Thursday, January 03, 2008

Blame It on OPEC

I keep saying that I am not writing another word about the elimination of the Morse Code requirement for an FCC ham license. So this will be my last statement: I say blame it on OPEC.

At the start of 2007, I came across the Long Delayed Echoes blog, where Jeff KE9V made his 2007 New Years predictions, which included this:

Having thrown the gates wide open by eliminating the Morse code requirement for all amateur testing we learn that there’s nobody out there waiting to join the party. I predict no significant increase of new licensees in 2007.

Of course, Jeff's prediction turned out to be correct (again!). The Morse Code requirement is irrelevant...which caused me to write this blog entry: Morse Code Testing: Irrelevant.
But yesterday, I see that Bruce Perens K6BP, founder of No Code International, says that "No Code Came Too Late to Help Ham Radio". The Jeff KE9V response is here. Bruce is well-known in the Open Source, AMSAT and other techie communities, so I don't dismiss his opinion lightly. Maybe he has a point...could it have happened differently? So that started me thinking again, which may or may not be a good thing and it often turns into another page on this blog.

So why did the Morse Code requirement emerge as the way to "keep the riff raff" out of ham radio? Well, that's easy....it was because of those CBers (Citizens Band operators). The CB band was filled with a bunch of unlicensed, undisciplined fools that destroyed that radio service. It was obvious ham radio needed a barrier to keep them out. (Might have thought about an IQ test but that might be un-American.) Morse Code seemed to be the obvious tool.
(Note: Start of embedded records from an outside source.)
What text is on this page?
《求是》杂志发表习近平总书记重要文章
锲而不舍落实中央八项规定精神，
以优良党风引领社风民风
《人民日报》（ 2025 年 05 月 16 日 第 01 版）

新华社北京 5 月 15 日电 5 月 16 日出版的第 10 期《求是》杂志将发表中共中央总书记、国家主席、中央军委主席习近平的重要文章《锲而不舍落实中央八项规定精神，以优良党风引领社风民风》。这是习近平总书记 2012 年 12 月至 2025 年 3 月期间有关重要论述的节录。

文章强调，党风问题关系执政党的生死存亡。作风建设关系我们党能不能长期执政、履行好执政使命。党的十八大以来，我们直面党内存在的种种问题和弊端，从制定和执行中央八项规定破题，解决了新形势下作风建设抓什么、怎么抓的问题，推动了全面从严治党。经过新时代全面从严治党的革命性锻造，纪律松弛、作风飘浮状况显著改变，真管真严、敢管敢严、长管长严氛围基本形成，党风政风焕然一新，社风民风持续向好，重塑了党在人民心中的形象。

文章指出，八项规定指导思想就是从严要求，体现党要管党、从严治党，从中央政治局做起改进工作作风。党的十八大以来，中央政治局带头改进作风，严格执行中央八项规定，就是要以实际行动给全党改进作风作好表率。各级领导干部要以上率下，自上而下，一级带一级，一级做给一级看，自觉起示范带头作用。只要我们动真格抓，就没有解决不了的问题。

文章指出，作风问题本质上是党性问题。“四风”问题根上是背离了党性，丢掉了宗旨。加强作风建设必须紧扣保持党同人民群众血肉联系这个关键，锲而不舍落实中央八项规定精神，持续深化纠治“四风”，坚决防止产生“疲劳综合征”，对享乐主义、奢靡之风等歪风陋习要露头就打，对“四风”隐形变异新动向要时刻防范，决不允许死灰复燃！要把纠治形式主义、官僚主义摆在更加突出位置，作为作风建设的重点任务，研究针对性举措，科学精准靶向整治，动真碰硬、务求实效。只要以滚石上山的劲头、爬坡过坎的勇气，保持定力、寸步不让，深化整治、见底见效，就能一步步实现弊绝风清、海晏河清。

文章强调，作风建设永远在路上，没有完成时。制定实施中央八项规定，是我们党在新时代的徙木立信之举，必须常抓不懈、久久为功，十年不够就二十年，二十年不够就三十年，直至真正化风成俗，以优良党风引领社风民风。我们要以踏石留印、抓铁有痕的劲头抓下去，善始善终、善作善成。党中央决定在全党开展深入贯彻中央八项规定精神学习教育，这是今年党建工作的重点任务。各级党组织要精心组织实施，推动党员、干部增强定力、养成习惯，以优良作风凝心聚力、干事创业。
Why was CB such a mess? Back in its early years, the CB folks were quite civilized and operated with both courtesy and call letters. But in 1974, the US Congress established a nationwide speed limit of 55 MPH. A large number of truck drivers decided that this was a really bad idea and adopted CB radios as the way to avoid speed traps on the interstate highways. The general public didn't take long to catch on and suddenly every car is sporting a CB antenna, cruising down the highway giving out smokie reports and talking like a truck driver. The FCC Rules and call letters were quickly tossed aside. This really was a pop culture thing that just exploded. Even people that didn't speed got caught up in the fun of watching for them smokies.

The 55 MPH speed limit was an emergency response to the 1973 Oil Crisis. The Organization of Petroleum Exporting Countries (OPEC) decided to stop shipping oil to countries that supported Israel. The price of oil jumped to $12 per barrel. (Geez, that doesn't sound all that bad this week.) The US Congress decided that if we all drove slower, we would use less fuel so they instituted the 55 MPH speed limit.
So if those dang OPEC guys had not raised the price of oil, we wouldn't have had the 55 MPH speed limit in the 1970s. The CB boom would not have happened and there would have been no irrational fear of this "riff raff" getting into ham radio. This means that the issue of the Morse Code requirement might have been addressed with Logic and Thinking (instead of Fear and Religious Zeal). The Morse Code requirement might have been dropped a decade earlier.

Would it have made any difference to amateur radio? Hard to say, but the whole is definitely OPEC's fault. Wait a minute! Maybe it was those guys in Newington trying to keep their favorite mode alive? Yeah, they probably used King Hussein of Jordan (JY1) as a means to influence OPEC and make the whole thing happen, all funded by my ARRL dues.

73, Bob K0NR

2 Comments:

Blogger Bob H. said...

yep, that must be it. ;)

9:14 AM, January 07, 2008  
Blogger Rob said...

"The price of oil jumped to $12 per barrel. (Geez, that doesn't sound all that bad this week.)"

I saw a forbes.com chart via the Drudge Report showing then vs. now oil prices over the past 150-ish years. In today's dollars, that $12 barrel of oil would cost around $110.